We are here to encourage the development of gifted young singers and to stimulate the growth of New York City's invaluable chamber opera companies. But we will not neglect the Metropolitan Opera either. Get ready for bouquets and brickbats.

Sunday, November 4, 2018


Pianist Mark Cogley, John Viscardi, Holly Flack, Ta'u Pupu'a, and Kirsten Chambers

Beginning their third season, New Amsterdam Opera has exciting plans for the year and began with a festive salon in the home of a generous supporter.  This young company, helmed by Maestro Keith Chambers, deserves the support of the opera community.  We are speaking to you, dear reader! If you love opera and want the art form to survive, you will have to step up to the plate. Many of our most gifted young singers take off for Europe where opera gets a lot of support.  Let's keep them here by supporting the small companies that give them roles and stage experience!

That being said, we love NAO for supporting young singers and casting them alongside more experienced singers; we love them for bringing to the public underperformed works by the great composers; we love them for making opera accessible to underserved populations.

Last night's salon was a rare opportunity to hear some of today's finest artists up close and personal in a relaxed and comfortable environment.  The four artists performed three sets of three selections each. In between sets there were food and drinks and socializing. What more could one ask for!

We heard the oft reviewed soprano Kirsten Chambers sing in Italian for the first time and loved the sound. We heard soprano Holly Flack for the first time. We enjoyed being blown away by tenor Ta'u Pupu'a's huge sound. We witnessed the completion of John Viscardi's transition from terrific tenor to mellow baritone.  All were excellent.

The two gentlemen opened the program with the final act duet from Puccini's La Bohème--"O Mimi, tu più non torni" in which Rodolfo and Marcello sing of their lost loves. Mr. Viscardi was highly persuasive as Silvio imploring Nedda to run away with him in a scene from Leoncavallo's Pagliacci; Ms. Chambers found a great fit for her voice here and we loved their performance, imbued with passion and chemistry.

Mr. Viscardi got another opportunity to be persuasive as Don Giovanni trying to seduce Zerlina, winningly portrayed by Ms.

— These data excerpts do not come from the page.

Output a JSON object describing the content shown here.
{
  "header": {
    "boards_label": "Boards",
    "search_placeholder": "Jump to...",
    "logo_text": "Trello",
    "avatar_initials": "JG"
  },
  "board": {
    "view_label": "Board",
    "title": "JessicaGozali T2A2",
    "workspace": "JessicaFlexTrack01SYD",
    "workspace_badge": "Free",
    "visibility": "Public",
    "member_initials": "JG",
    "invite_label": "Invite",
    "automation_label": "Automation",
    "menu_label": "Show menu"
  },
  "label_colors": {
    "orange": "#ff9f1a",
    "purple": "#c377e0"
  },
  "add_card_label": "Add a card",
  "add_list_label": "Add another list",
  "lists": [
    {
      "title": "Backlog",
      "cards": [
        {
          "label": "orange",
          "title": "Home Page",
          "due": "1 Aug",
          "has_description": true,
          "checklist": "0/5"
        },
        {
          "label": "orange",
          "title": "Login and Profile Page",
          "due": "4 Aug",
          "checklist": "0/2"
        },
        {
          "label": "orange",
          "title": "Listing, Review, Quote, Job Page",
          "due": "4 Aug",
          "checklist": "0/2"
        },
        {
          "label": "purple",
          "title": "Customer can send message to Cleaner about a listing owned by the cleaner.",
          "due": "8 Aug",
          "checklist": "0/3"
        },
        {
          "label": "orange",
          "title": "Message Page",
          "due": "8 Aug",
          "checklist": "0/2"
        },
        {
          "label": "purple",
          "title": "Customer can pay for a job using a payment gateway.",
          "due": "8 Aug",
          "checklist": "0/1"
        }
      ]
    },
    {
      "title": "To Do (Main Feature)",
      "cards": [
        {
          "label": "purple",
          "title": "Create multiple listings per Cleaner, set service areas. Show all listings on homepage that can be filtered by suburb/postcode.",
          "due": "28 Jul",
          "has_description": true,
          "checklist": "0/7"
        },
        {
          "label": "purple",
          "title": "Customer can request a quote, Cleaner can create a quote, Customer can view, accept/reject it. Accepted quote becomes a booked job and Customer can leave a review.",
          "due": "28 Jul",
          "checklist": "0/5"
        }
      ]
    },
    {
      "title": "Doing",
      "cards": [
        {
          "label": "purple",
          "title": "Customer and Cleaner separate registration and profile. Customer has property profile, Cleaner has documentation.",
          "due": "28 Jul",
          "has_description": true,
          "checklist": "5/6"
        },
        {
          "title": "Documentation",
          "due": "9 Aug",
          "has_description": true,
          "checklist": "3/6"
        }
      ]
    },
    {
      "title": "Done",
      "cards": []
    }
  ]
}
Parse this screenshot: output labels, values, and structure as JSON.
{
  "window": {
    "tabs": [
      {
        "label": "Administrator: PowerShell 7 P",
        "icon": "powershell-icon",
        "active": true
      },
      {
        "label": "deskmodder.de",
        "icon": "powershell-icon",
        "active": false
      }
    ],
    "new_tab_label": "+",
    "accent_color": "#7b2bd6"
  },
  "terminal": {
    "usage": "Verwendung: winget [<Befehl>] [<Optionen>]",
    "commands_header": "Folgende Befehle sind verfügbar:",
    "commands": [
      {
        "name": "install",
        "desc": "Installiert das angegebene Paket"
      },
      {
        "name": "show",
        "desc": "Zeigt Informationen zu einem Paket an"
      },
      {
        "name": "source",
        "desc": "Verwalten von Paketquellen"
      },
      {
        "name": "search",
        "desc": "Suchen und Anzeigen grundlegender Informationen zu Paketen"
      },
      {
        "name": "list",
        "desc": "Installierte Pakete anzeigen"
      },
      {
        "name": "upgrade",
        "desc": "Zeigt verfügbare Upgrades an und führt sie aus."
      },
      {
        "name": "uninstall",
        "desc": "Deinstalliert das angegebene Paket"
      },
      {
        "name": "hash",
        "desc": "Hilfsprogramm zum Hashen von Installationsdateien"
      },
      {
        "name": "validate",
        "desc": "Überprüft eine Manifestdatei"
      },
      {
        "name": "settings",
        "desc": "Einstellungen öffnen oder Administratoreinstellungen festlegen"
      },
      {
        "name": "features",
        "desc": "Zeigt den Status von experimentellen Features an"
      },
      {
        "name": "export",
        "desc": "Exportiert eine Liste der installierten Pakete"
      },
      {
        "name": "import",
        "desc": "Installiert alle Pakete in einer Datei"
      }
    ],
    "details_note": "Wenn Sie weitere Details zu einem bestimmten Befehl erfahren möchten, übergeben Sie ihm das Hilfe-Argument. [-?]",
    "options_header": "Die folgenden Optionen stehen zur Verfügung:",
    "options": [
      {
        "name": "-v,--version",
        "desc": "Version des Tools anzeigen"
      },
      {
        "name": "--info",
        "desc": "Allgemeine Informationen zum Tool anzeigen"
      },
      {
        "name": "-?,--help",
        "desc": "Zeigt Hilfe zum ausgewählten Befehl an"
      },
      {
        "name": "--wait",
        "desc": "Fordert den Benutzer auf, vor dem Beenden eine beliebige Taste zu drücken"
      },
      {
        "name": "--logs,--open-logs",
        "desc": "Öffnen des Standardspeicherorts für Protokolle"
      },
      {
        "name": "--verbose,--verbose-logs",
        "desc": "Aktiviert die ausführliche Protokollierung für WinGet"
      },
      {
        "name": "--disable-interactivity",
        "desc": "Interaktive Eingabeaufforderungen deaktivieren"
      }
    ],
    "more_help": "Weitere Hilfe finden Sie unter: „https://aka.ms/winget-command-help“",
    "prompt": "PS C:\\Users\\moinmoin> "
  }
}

Flack.  They also enacted the Papageno-Papagena Duet from Mozart's Die Zauberflöte, which we would have preferred in German.

Ms. Flack had two exceptional solos--in "Glitter and Be Gay" from Bernstein's Candide, we loved her use of vibrato and the accuracy of her coloratura.  In Ophélie's Mad Scene from Thomas' Hamlet she did justice to the many moods by means of vocal coloration. There were some gorgeous vocalises and smoothly rendered portamenti. The high B at the end might have shattered some crystal!

Puccini's Turandot requires some large voices and Ms. Chambers and Mr. Pupu'a filled the bill in the tension laden riddle scene with pianist Mark Cogley filling in for the crowd of peasants. Mr. Pupu'a makes a splendid Calaf, stageworthy with "Nessun Dorma".

Mr. Viscardi's solo was Danilo's Aria from Franz Lehár's Die Lustige Witwe in which he describes his flirtations with the famous Lolo, Doudou,and JouJou. Yes, he can do rakish; we'd like to hear it in German!

Ms. Chambers' solo was "Zweite Brautnacht" from Richard Strauss' Die ägyptische Helena, in which Helen celebrates her reunion with Menelaus. This work was made famous by Leontyne Price and we were happy to hear Ms. Chambers filling her shoes. 

We left fully satisfied by the artistry, the warm fellowship of the NAO's supporters, and the generous buffet.